Luca Parmitano sarà il pilota dell’equipaggio  di Artemis III prevista nella seconda metà del 2027

L’italiano Luca Parmitano sarà il pilota dell’equipaggio  di Artemis III la missione  Nasa, prevista nella seconda metà del 2027 che non sarà diretta alla Luna: ma che è stata progettata dopo la revisione del programma Artemis da parte della Nasa per sperimentare nell’orbita terrestre le tecnologie di rendezvous e di attracco fra la capsula Orion, sulla quale voleranno gli astronauti, e uno o due veicoli costruiti da aziende private per posarsi sul suolo lunare.

Luca Parmitano sarà l’unico astronauta non americano a far parte dell’equipaggio. Al comando ci sarà Randy Bresnik,  specialisti di missione sono Frank Rubio e Andre Douglas, che era riserva nella missione ArtemisII.

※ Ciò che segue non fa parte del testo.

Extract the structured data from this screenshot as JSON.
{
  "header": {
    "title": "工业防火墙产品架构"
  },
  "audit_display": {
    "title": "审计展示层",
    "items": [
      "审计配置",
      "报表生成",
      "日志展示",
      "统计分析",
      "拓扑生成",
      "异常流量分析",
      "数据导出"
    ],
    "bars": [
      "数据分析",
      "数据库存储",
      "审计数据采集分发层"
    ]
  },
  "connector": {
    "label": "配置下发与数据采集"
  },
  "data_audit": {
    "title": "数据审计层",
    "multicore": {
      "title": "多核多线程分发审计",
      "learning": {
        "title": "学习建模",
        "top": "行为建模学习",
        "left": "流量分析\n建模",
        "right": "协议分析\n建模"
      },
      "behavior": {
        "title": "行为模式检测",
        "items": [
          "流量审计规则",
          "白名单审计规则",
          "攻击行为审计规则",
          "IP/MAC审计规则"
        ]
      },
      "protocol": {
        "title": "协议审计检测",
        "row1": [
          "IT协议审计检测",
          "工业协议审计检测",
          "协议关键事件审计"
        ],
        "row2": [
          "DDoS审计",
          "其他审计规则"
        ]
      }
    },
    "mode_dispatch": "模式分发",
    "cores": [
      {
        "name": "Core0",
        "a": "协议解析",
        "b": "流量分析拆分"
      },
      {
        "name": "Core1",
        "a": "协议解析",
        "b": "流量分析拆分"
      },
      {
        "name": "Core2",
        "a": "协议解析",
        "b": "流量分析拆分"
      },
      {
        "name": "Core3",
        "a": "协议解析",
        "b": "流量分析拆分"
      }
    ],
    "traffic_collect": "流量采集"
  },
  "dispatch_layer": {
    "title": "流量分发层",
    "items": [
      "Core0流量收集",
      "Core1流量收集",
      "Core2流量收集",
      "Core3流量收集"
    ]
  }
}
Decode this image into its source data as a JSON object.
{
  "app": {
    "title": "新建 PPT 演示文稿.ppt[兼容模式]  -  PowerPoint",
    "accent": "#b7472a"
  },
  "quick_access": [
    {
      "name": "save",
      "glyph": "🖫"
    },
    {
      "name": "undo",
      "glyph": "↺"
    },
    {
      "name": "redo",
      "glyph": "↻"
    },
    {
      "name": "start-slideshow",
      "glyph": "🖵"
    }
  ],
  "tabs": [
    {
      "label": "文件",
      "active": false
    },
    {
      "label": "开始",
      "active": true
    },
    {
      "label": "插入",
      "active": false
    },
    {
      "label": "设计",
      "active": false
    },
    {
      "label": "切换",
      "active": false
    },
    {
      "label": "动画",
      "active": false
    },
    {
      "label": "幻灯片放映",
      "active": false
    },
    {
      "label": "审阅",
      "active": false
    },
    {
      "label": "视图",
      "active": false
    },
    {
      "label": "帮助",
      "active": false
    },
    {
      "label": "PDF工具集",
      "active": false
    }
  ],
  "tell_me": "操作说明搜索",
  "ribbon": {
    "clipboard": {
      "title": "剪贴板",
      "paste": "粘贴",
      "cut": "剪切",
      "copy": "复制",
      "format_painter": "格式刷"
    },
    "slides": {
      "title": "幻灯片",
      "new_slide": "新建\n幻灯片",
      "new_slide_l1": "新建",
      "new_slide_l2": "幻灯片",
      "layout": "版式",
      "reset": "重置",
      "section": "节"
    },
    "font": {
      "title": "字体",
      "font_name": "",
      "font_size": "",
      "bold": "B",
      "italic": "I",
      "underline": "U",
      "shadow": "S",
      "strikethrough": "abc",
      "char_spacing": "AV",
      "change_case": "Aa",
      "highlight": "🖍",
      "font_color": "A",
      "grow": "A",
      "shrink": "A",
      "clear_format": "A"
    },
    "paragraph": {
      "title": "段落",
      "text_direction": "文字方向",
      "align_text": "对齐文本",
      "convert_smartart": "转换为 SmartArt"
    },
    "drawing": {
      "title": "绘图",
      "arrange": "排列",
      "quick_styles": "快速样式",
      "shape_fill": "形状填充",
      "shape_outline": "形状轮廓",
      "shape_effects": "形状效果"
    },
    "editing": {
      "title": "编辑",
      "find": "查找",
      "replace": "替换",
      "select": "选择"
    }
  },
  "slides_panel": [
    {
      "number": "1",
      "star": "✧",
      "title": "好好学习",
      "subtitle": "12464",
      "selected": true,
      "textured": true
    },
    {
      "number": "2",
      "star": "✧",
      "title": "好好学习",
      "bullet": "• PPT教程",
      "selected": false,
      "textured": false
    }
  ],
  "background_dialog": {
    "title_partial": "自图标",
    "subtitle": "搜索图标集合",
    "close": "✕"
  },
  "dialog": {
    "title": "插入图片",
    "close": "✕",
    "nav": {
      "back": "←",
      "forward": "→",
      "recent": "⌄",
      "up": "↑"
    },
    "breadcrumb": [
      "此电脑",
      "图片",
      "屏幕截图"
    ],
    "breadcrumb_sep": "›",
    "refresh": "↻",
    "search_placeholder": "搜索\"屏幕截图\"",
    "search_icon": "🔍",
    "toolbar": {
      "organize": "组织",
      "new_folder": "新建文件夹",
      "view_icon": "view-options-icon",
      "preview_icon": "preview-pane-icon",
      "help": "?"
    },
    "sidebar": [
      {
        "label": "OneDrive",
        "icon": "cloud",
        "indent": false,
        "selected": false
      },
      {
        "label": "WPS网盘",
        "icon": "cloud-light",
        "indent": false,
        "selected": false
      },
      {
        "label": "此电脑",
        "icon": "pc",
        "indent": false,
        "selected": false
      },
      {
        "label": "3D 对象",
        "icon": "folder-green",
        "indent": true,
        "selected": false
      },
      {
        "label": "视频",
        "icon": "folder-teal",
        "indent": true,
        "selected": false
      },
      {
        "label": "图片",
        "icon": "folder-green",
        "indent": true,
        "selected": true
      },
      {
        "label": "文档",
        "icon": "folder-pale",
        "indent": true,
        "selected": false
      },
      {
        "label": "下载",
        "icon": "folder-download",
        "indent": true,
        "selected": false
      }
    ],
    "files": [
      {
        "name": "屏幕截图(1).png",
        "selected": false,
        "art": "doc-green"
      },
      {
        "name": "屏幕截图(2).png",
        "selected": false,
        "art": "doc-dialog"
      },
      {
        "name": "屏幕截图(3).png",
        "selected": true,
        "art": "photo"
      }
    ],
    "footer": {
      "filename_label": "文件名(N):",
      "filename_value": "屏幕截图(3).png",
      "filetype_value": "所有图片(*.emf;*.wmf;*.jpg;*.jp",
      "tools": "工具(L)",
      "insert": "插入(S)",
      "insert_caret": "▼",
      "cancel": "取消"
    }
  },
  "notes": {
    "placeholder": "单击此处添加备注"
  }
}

Durante Artemis III, il razzo SLS (Space Launch System) dell’agenzia spaziale lancerà la navicella Orion e il suo equipaggio dal Kennedy Space Center della NASA, in Florida, verso l’orbita terrestre bassa. Dopo le verifiche dei sistemi di Orion, il veicolo spaziale dimostrerà per la prima volta le proprie capacità di rendezvous e attracco con versioni di prova di uno o entrambi i sistemi commerciali americani di atterraggio umano in fase di sviluppo da parte di Blue Origin e SpaceX. Questa missione altamente coordinata comprenderà una spettacolare campagna con lanci multipli dei razzi più potenti al mondo, testando l’integrazione tra Orion e i lander, inclusi interfacce di sistema, software, propulsione e comunicazioni.

“Oggi compiamo un altro passo coraggioso nel ritorno dell’umanità sulla Luna, costruendo sulle straordinarie fondamenta poste dagli astronauti di Artemis II”, ha dichiarato l’amministratore della NASA Jared Isaacman. “Le loro imprese hanno riacceso l’entusiasmo globale per l’esplorazione e ora passano il testimone al team di Artemis III: Randy, Luca, Frank e Andre. Artemis III dimostrerà la forza dell’innovazione americana e della cooperazione internazionale mentre testeremo complesse operazioni di rendezvous e attracco e svilupperemo tecnologie che un giorno ci porteranno più in profondità nel Sistema Solare.”

Isaacman ha aggiunto che la missione richiederà il più impressionante coordinamento di lanci di razzi pesanti mai realizzato nella storia e coinvolgerà migliaia di professionisti provenienti dalla NASA, dai partner internazionali e dall’industria spaziale.

Prima missione Artemis per un astronauta ESA

Questa è anche la prima volta che un astronauta dell’ESA (Agenzia Spaziale Europea) viene assegnato a una missione Artemis.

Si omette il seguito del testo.